Попав после окончания университета в систему внешней торговли, я в течение десяти лет достаточно много путешествовал по миру. Но все же когда я думаю о путешествии, мне приходит на ум этот желтый трамвай, трясущийся не спеша по бесконечно длинному старому проспекту Ваци. И мы на открытой площадке. Иногда это давнее ощущение возникало даже во время многочасовых перелетов, когда я сидел в самолете, углубившись в чтение какой-нибудь научной статьи. Как будто я не летел, а путешествовал по земному шару в том старом желтом трамвае.

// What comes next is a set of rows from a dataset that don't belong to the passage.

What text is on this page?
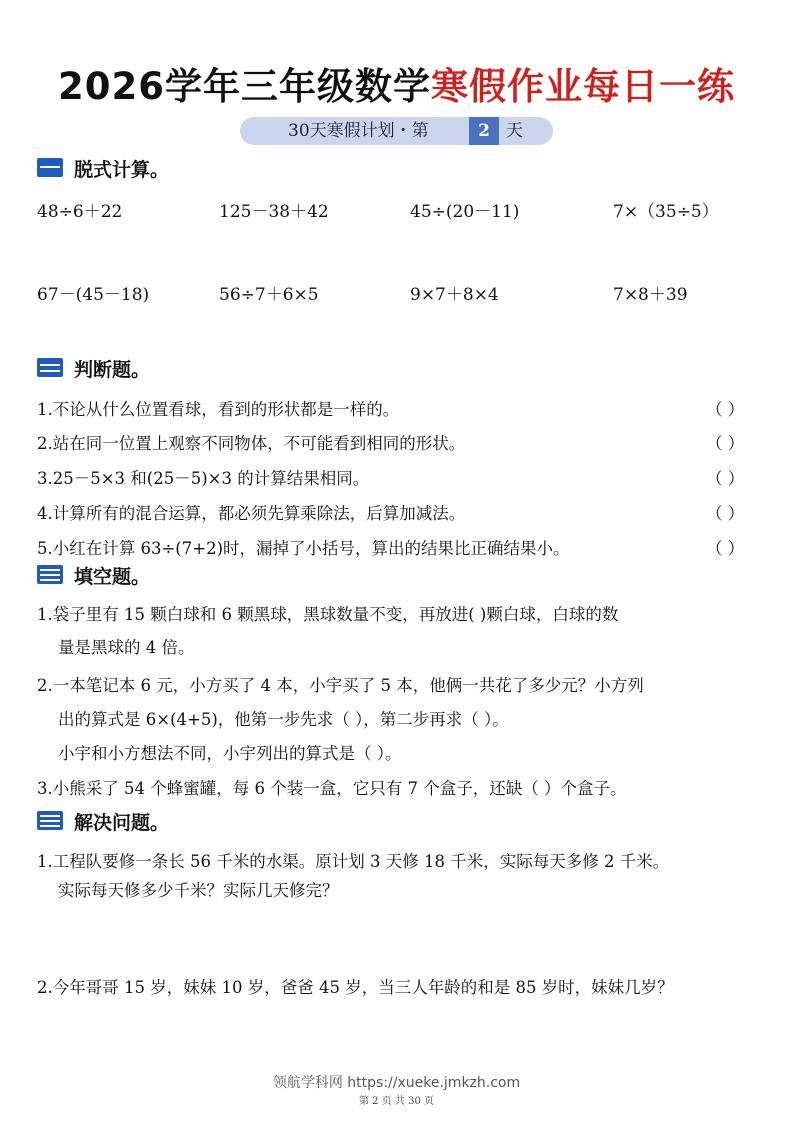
2026学年三年级数学寒假作业每日一练
30天寒假计划・第	2 天
脱式计算。
48÷6＋22	125－38＋42	45÷(20－11)	7×（35÷5）
67－(45－18)	56÷7＋6×5	9×7＋8×4	7×8＋39
判断题。
1.不论从什么位置看球，看到的形状都是一样的。	（ ）
2.站在同一位置上观察不同物体，不可能看到相同的形状。	（ ）
3.25－5×3 和(25－5)×3 的计算结果相同。	（ ）
4.计算所有的混合运算，都必须先算乘除法，后算加减法。	（ ）
5.小红在计算 63÷(7+2)时，漏掉了小括号，算出的结果比正确结果小。	（ ）
填空题。
1.袋子里有 15 颗白球和 6 颗黑球，黑球数量不变，再放进( )颗白球，白球的数
量是黑球的 4 倍。
2.一本笔记本 6 元，小方买了 4 本，小宇买了 5 本，他俩一共花了多少元？小方列
出的算式是 6×(4+5)，他第一步先求（ ），第二步再求（ ）。
小宇和小方想法不同，小宇列出的算式是（ ）。
3.小熊采了 54 个蜂蜜罐，每 6 个装一盒，它只有 7 个盒子，还缺（ ）个盒子。
解决问题。
1.工程队要修一条长 56 千米的水渠。原计划 3 天修 18 千米，实际每天多修 2 千米。
实际每天修多少千米？实际几天修完？
2.今年哥哥 15 岁，妹妹 10 岁，爸爸 45 岁，当三人年龄的和是 85 岁时，妹妹几岁？
领航学科网 https://xueke.jmkzh.com
第 2 页 共 30 页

Его дед, инвалид первой мировой, несмотря на ограниченные физические возможности, был человеком недюжинного телосложения, с сизым от неустанного методичного пития, усеянным оспинами носом, шумливый, почти не поседевший даже к семидесяти годам, он служил ночным сторожем на водопроводной станции и жил там же, в полуподвале одного из производственных зданий, вместе со своей пышкой-женой. Эта его бабушка имела обыкновение посылать внуку телеграммы. Сегодня пеку блины. Завтра будет маковый штрудель. И я убежден, что нисколько не преувеличу, сказав, что именно эти визиты и эта среда цементировали нашу дружбу. Когда слишком долгое время ничего не происходило, я спрашивал у него: ну что, вареники? На что он отвечал: оладьи с яблоками. Или он поворачивался ко мне, говоря: абрикосовые пампушки, а я должен был спросить: когда. Мы выработали свой язык, который никто, кроме нас, не понимал. Но дело было не только в этих восхитительных яствах.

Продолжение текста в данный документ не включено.